In our car and home I witnessed this in a new form. We were grieving from afar, with little ability to have questions answered or to comfort those not in the room or to sneak away for solitude. But each found their own way.

The next morning the observations of how each was processing was more obvious, as I took Drake to the grocery store for no particular shopping list, rather an excuse to get out and talk. He being the most directly affected with her being in his closest circle, or at least attached to it. His deep concern for his friends he knew were struggling bursting from his soul, with now way to physically reach out to them was crushing. His grief is very different from mine. You see I had no personal relationship with this young girl, he did. I have no idea how she lived her daily life, her sense of humor, her likes or dislikes in music or food. Drake grieves for HER, The loss and separation, and he grieves for his friends who he knows in many ways have a grief greater than his. I grieve as a friend, a member of the community and a father.
As a friend I grieve for her. The light and warmth she brought to my family through my children. As a community member I grieve for those, especially the young, that knew her so well and truly feel the loss and separation this leaves. But as a father…. As a father, I grieve for far more. I grieve for my children and the wounds open, but possibly more than that I grieve for her parents.
It is unfathomable. Truly. It's a word that has lost meaning in today's morphology of language, but I can not honestly say to myself or anyone else if I were in this family's shoes what I would say. Or possibly more importantly what would my actions say? I can tell you however, what the mother of this amazing young lady, who in our view, was taken far to soon from our community said the following morning.

“Last night was one of the hardest and I know it won’t be the last. Thank you for all the prayers. We will definitely need more of them. The devil is definitely at work! She died while we celebrated Jesus' death for our sins! I will NOT honor the devil during this trial but I will still praise the Lord through this! Our baby girl definitely has served her purpose here on earth. Watching the sunrise this morning, where Madeline went to be with the Lord, forever a sacred place!”
Read it again. Read it again and let the power of the words written by a mother forced to fathom the unfathomable wash over you.
Would I be there? Watching the sun rise in the very spot my worldly foundations cracked?

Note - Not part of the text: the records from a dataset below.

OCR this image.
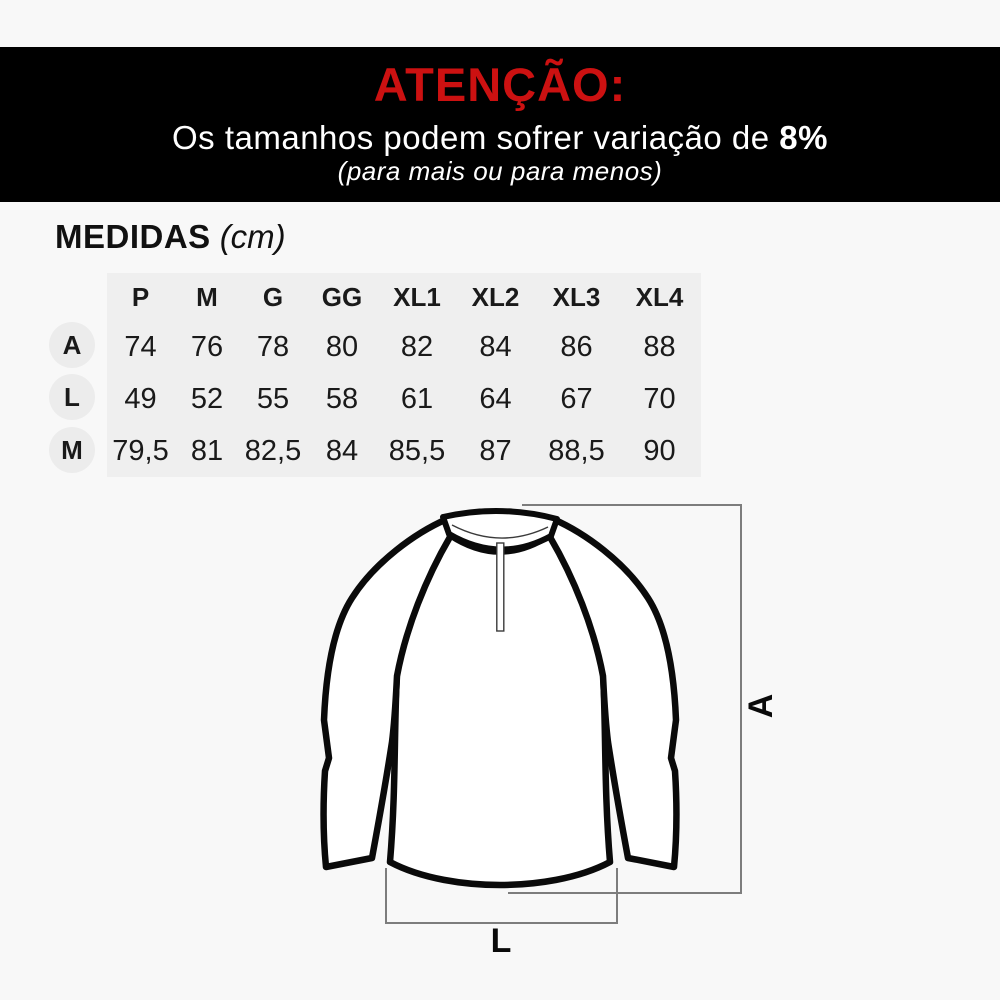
ATENÇÃO:
Os tamanhos podem sofrer variação de 8%
(para mais ou para menos)
MEDIDAS (cm)
A
L
M
P M G GG XL1 XL2 XL3 XL4
74 76 78 80 82 84 86 88
49 52 55 58 61 64 67 70
79,5 81 82,5 84 85,5 87 88,5 90
A
L
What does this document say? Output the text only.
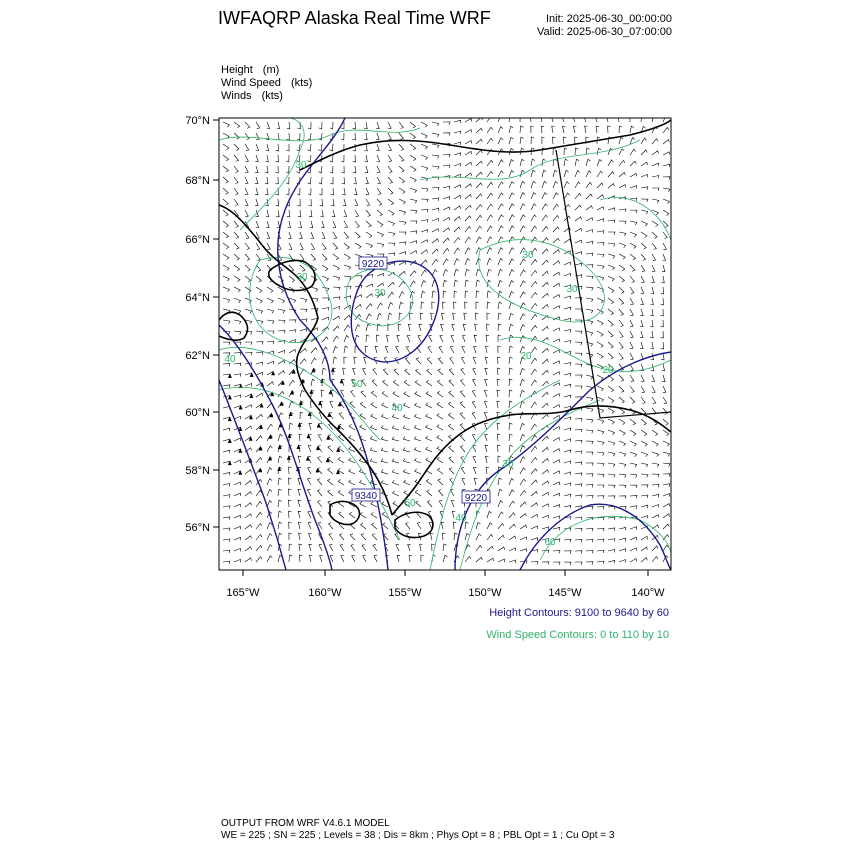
IWFAQRP Alaska Real Time WRF	Init: 2025-06-30_00:00:00
Valid: 2025-06-30_07:00:00
Height (m)
Wind Speed (kts)
Winds (kts)
9220
9340	9220
30
30
30
40	20
30
50
40
30
40
50
60
30
20
70°N
68°N
66°N
64°N
62°N
60°N
58°N
56°N
165°W	160°W	155°W	150°W	145°W	140°W
Height Contours: 9100 to 9640 by 60
Wind Speed Contours: 0 to 110 by 10
OUTPUT FROM WRF V4.6.1 MODEL
WE = 225 ; SN = 225 ; Levels = 38 ; Dis = 8km ; Phys Opt = 8 ; PBL Opt = 1 ; Cu Opt = 3
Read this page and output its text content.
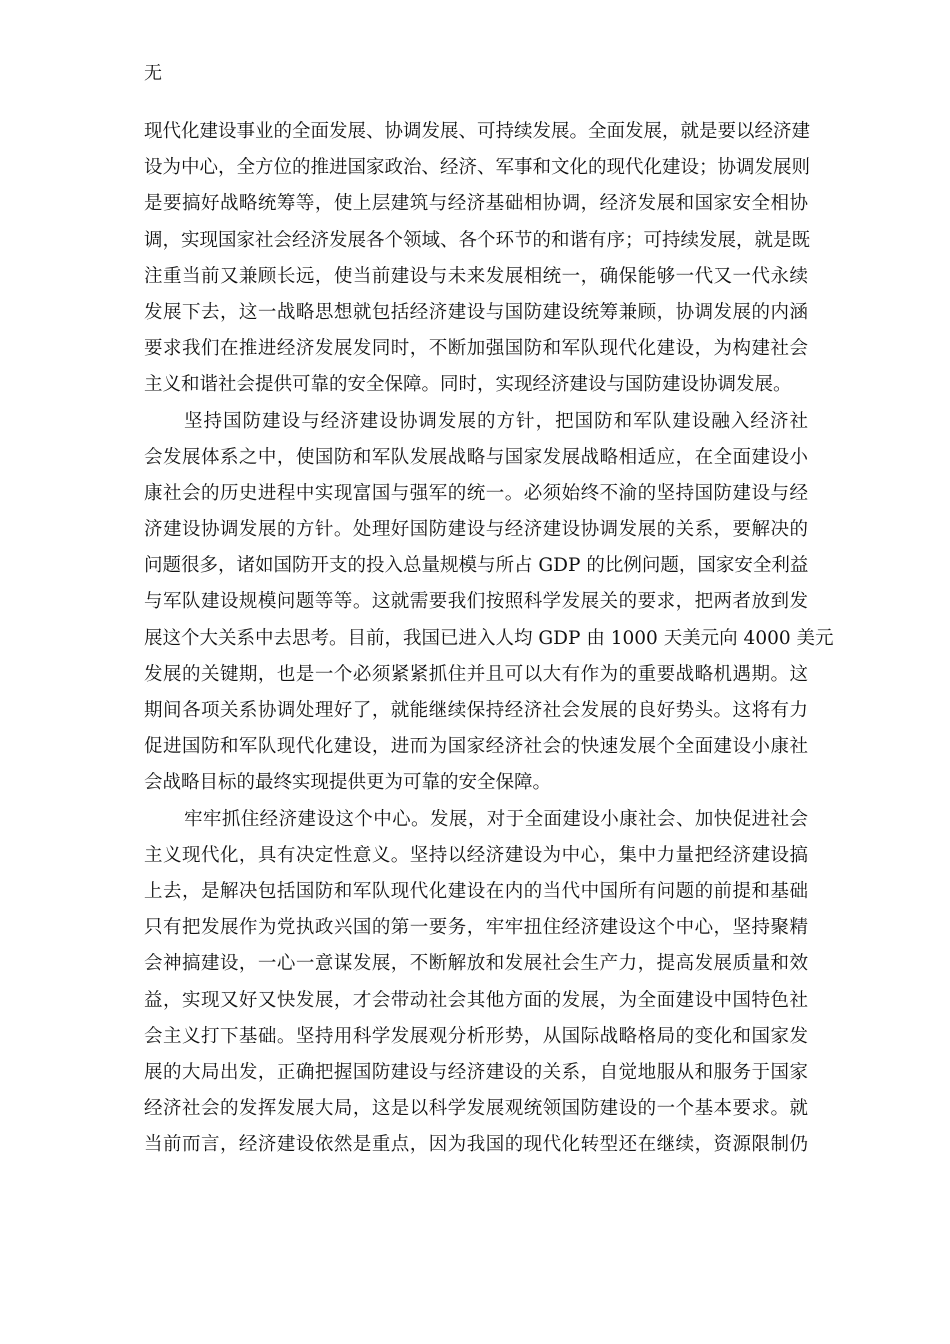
无
现代化建设事业的全面发展、协调发展、可持续发展。全面发展，就是要以经济建
设为中心，全方位的推进国家政治、经济、军事和文化的现代化建设；协调发展则
是要搞好战略统筹等，使上层建筑与经济基础相协调，经济发展和国家安全相协
调，实现国家社会经济发展各个领域、各个环节的和谐有序；可持续发展，就是既
注重当前又兼顾长远，使当前建设与未来发展相统一，确保能够一代又一代永续
发展下去，这一战略思想就包括经济建设与国防建设统筹兼顾，协调发展的内涵
要求我们在推进经济发展发同时，不断加强国防和军队现代化建设，为构建社会
主义和谐社会提供可靠的安全保障。同时，实现经济建设与国防建设协调发展。
坚持国防建设与经济建设协调发展的方针，把国防和军队建设融入经济社
会发展体系之中，使国防和军队发展战略与国家发展战略相适应，在全面建设小
康社会的历史进程中实现富国与强军的统一。必须始终不渝的坚持国防建设与经
济建设协调发展的方针。处理好国防建设与经济建设协调发展的关系，要解决的
问题很多，诸如国防开支的投入总量规模与所占 GDP 的比例问题，国家安全利益
与军队建设规模问题等等。这就需要我们按照科学发展关的要求，把两者放到发
展这个大关系中去思考。目前，我国已进入人均 GDP 由 1000 天美元向 4000 美元
发展的关键期，也是一个必须紧紧抓住并且可以大有作为的重要战略机遇期。这
期间各项关系协调处理好了，就能继续保持经济社会发展的良好势头。这将有力
促进国防和军队现代化建设，进而为国家经济社会的快速发展个全面建设小康社
会战略目标的最终实现提供更为可靠的安全保障。
牢牢抓住经济建设这个中心。发展，对于全面建设小康社会、加快促进社会
主义现代化，具有决定性意义。坚持以经济建设为中心，集中力量把经济建设搞
上去，是解决包括国防和军队现代化建设在内的当代中国所有问题的前提和基础
只有把发展作为党执政兴国的第一要务，牢牢扭住经济建设这个中心，坚持聚精
会神搞建设，一心一意谋发展，不断解放和发展社会生产力，提高发展质量和效
益，实现又好又快发展，才会带动社会其他方面的发展，为全面建设中国特色社
会主义打下基础。坚持用科学发展观分析形势，从国际战略格局的变化和国家发
展的大局出发，正确把握国防建设与经济建设的关系，自觉地服从和服务于国家
经济社会的发挥发展大局，这是以科学发展观统领国防建设的一个基本要求。就
当前而言，经济建设依然是重点，因为我国的现代化转型还在继续，资源限制仍
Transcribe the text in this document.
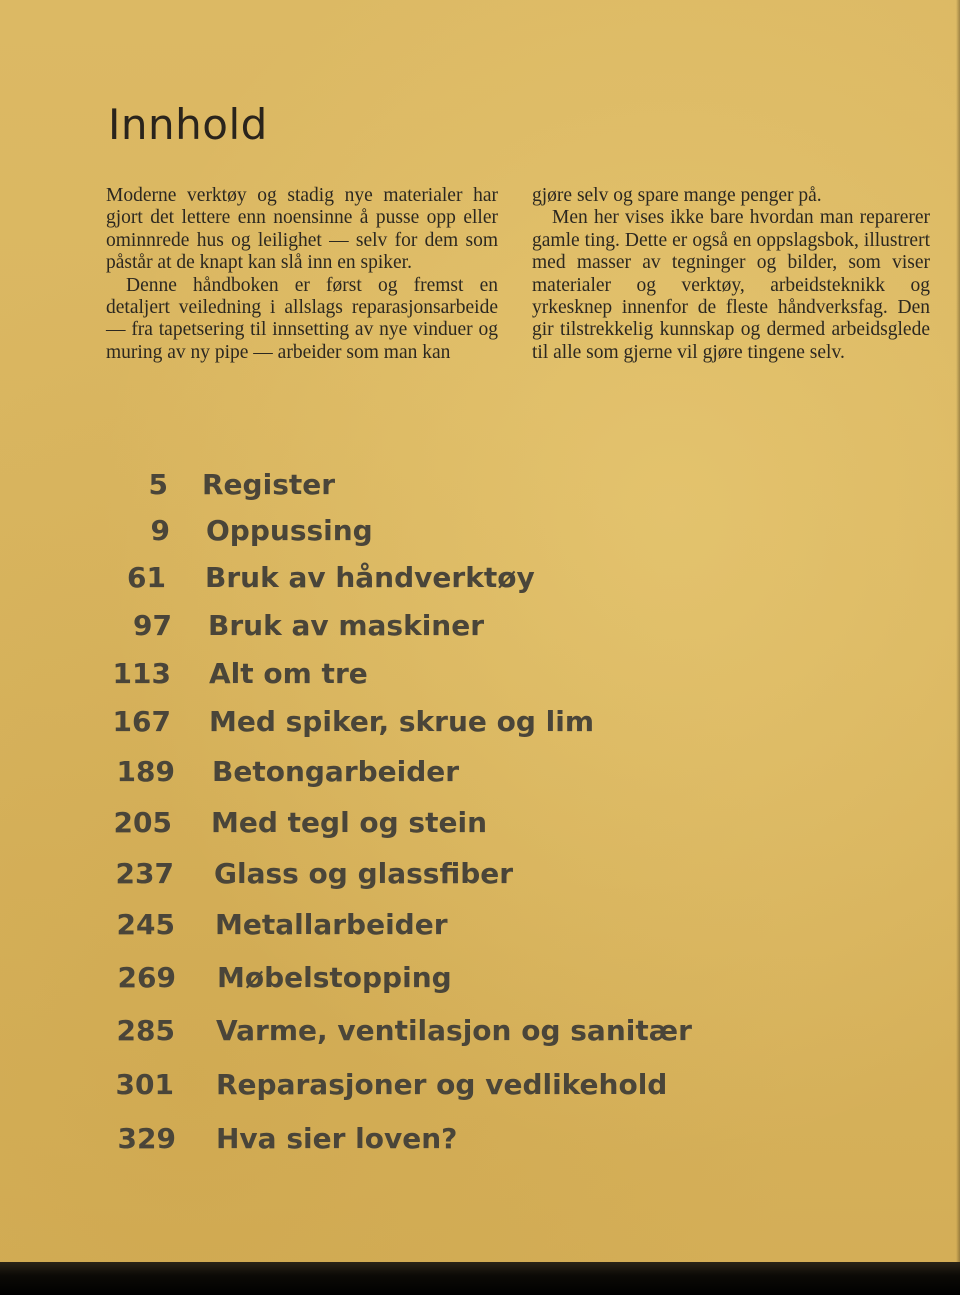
Innhold

Moderne verktøy og stadig nye materialer har gjort det lettere enn noensinne å pusse opp eller ominnrede hus og leilighet — selv for dem som påstår at de knapt kan slå inn en spiker.

Denne håndboken er først og fremst en detaljert veiledning i allslags reparasjonsarbeide — fra tapetsering til innsetting av nye vinduer og muring av ny pipe — arbeider som man kan

gjøre selv og spare mange penger på.

Men her vises ikke bare hvordan man reparerer gamle ting. Dette er også en oppslagsbok, illustrert med masser av tegninger og bilder, som viser materialer og verktøy, arbeidsteknikk og yrkesknep innenfor de fleste håndverksfag. Den gir tilstrekkelig kunnskap og dermed arbeidsglede til alle som gjerne vil gjøre tingene selv.

5 Register
9 Oppussing
61 Bruk av håndverktøy
97 Bruk av maskiner
113 Alt om tre
167 Med spiker, skrue og lim
189 Betongarbeider
205 Med tegl og stein
237 Glass og glassfiber
245 Metallarbeider
269 Møbelstopping
285 Varme, ventilasjon og sanitær
301 Reparasjoner og vedlikehold
329 Hva sier loven?
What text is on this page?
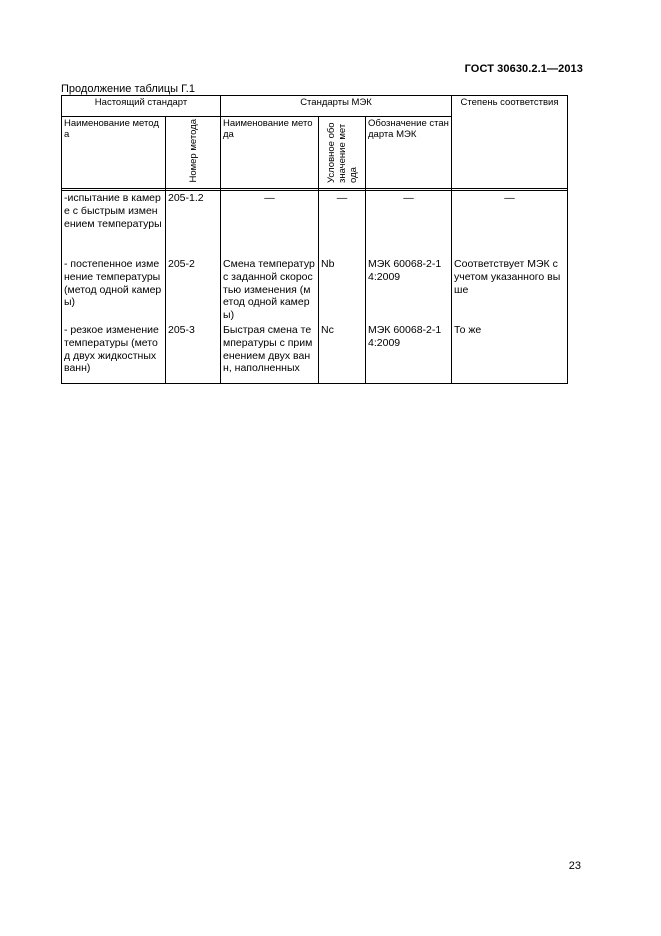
ГОСТ 30630.2.1—2013
Продолжение таблицы Г.1
Настоящий стандарт		Стандарты МЭК			Степень соответствия
Наименование метода	Номер метода	Наименование метода	Условное обозначение метода	Обозначение стандарта МЭК	

-испытание в камере с быстрым изменением температуры	205-1.2	—	—	—	—
- постепенное изменение температуры(метод одной камеры)	205-2	Смена температур с заданной скоростью изменения (метод одной камеры)	Nb	МЭК 60068-2-14:2009	Соответствует МЭК с учетом указанного выше
- резкое изменение температуры (метод двух жидкостных ванн)	205-3	Быстрая смена температуры с применением двух ванн, наполненных	Nc	МЭК 60068-2-14:2009	То же
23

Would I be strong enough to know, not think but KNOW that this life is merely a stepping stone to eternity? This strength and these words do not ease my grief, but does allow me to shift my thoughts to those that are not as able to articulate their thoughts, or even understand their emotions in a time like this.
It's the young people that more often find themselves unable to mitigate these emotional peaks and valleys. As adults we struggle with this, but tend to have a wider range of experience to draw on(not to mention the hormonal imbalances of development). This more than anything else is what drove me into the process of entering the ministry field of counseling. The need to stand in the gap, and help them verbalize and navigate the thought process and find the piece that is only possible through love and understanding. So that when during the unfathomable, they too can find the power and peace in the words of this mother.